Frequently Asked Questions
Side Note — Why the "shortest path" doesn't look like a straight line
Draw a straight line between Tokyo and New York on a Mercator world map, and it looks almost due east. But the actual shortest route (the great-circle path) arcs far to the north, passing over Alaska and northern Canada. That's a direct consequence of map projection: squashing a sphere onto a flat map always distorts area, angle, or distance somewhere — you can't have all three at once.
Airlines flying from Tokyo to New York sometimes fly close to this great-circle route, since the shortest path on a sphere is often shorter than the straight line on a flat map — a meaningful fuel saving. In practice, though, strong westerly jet streams over the North Atlantic and airspace or air-traffic-control constraints mean the actual flight path never matches the textbook great circle exactly.

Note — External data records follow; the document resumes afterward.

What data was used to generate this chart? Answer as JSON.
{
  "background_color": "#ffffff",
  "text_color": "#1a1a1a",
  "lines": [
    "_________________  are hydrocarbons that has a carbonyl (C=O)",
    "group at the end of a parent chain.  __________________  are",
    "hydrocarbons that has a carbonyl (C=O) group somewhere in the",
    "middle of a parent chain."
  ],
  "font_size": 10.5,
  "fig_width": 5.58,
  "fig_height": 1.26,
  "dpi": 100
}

The concept of bearing was especially critical to navigation and surveying before GPS existed. "Celestial navigation" — measuring the altitude of stars like Polaris or the sun with a sextant, checking direction with a magnetic compass, and calculating the bearing and distance to a destination — was the basic method ships used to determine their position from the Age of Exploration all the way until GPS became practical in the late 20th century.